It is logical to say that the things we spend the most amount of time on are the things that are most important to us, or that help us achieve what’s important in our lives. For instance, if an important goal in your life is to save up and buy a house as quickly as possible, then you will spend most of your time at work, earning money, trying to get promoted, etc. It is also, therefore, logical to assume that where we spend the most amount of time is intended to bring us the most amount of happiness (early homeownership makes you happy, hence you work more to earn more to afford a home). Keeping this logic in mind, the next step is to track your activities over the course of, say, a week.

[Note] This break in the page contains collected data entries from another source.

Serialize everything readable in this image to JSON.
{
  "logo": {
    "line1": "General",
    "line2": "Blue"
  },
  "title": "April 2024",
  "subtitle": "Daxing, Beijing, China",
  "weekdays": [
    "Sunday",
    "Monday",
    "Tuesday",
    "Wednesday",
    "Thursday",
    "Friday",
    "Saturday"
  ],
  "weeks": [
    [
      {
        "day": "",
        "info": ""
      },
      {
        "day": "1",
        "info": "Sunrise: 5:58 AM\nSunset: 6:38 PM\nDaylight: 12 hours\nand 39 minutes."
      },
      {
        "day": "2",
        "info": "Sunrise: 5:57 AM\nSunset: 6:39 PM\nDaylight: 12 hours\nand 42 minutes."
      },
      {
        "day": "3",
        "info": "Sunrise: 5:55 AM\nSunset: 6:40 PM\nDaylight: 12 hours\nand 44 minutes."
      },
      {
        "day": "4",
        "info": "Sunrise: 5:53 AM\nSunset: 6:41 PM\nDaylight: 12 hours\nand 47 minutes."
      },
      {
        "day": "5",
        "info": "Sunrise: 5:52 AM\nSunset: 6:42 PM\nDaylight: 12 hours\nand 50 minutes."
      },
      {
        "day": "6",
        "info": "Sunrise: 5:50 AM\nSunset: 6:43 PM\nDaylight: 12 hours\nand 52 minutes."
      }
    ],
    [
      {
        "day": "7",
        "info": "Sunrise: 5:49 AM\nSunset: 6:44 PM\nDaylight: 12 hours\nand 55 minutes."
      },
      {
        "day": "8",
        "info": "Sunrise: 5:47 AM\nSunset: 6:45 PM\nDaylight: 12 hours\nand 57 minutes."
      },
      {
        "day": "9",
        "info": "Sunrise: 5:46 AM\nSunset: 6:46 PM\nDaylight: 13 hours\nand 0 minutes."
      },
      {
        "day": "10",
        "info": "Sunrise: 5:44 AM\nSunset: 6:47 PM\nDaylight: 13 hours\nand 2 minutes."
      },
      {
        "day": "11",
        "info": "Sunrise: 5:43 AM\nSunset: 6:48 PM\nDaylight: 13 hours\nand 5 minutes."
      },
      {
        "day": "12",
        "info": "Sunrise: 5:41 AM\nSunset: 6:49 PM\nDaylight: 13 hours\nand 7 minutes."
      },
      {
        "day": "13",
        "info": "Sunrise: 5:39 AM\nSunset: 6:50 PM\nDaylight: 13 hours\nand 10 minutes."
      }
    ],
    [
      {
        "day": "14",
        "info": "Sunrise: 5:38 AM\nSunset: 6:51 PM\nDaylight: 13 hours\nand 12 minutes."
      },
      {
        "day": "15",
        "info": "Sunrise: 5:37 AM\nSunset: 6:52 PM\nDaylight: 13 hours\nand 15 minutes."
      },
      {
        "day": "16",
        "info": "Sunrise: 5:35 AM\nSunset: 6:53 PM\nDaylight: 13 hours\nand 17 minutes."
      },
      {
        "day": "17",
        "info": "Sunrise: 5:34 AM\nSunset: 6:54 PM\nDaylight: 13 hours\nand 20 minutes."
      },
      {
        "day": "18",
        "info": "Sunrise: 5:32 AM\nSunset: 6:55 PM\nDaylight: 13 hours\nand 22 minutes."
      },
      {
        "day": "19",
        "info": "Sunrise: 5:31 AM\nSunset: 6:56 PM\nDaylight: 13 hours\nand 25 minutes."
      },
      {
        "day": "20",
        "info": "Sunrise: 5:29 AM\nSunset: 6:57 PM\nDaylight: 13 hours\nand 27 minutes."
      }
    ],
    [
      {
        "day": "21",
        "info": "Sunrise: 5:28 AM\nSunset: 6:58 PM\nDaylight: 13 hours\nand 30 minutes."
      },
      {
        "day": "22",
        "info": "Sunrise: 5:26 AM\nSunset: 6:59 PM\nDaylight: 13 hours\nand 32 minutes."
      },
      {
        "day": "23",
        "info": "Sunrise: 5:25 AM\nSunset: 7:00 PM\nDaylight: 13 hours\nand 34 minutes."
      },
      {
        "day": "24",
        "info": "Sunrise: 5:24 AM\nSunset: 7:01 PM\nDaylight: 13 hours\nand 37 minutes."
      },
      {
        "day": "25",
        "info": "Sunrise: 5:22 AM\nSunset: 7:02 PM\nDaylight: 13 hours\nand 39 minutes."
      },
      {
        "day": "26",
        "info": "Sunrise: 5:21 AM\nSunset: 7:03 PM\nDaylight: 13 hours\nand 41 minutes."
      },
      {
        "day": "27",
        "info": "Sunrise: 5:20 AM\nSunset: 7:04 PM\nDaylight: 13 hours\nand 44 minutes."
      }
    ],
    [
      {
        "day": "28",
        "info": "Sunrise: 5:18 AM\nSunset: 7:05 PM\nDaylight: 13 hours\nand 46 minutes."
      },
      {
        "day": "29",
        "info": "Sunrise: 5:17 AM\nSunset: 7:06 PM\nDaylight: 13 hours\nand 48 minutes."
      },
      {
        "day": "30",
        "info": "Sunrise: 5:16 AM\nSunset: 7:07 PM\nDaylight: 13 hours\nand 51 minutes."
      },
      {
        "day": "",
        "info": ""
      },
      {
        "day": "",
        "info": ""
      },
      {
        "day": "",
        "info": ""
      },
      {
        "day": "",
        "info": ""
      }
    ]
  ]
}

Note the amount of time you spend watching TV, commuting to work, hanging out with friends, shopping, browsing the internet, and so on. After a week, you’ll most likely start to see a pattern. You’ll notice what you spend the most amount of time on. When I took this step, I realized that I spent the majority of my free time either browsing the net or watching TV. Then I realized that the time invested in these activities did not help me in becoming happy or help me to obtain something that would make me happy. If you are brutally honest about tracking yourself, the revelations from a week’s worth of data will most likely be astounding.
We are caught up in daily life and sometimes it is hard to lose track of time or be aware of how much time we’re spending on something. To sum up, the first step towards minimalism is to truly find out what makes you happy, and then to see how much time you are spending on things this is easier said than done, so take enough time to walk through these steps carefully.
Key highlights from this post:
* The modern minimalist movement means to be content with less— to be truly happy and appreciate what you already have, rather than define your happiness through comparison with others.
* The first step towards minimalism is to take the time to know what fulfills you and makes you happy.
Sometimes, what we think makes us happy is shaped by peers or society over the years. It is vital that we recognize this and decouple others’ expectations from us when defining the criteria of our own happiness.
* The second step is to track how much time we actually spend on doing the things that truly make us happy.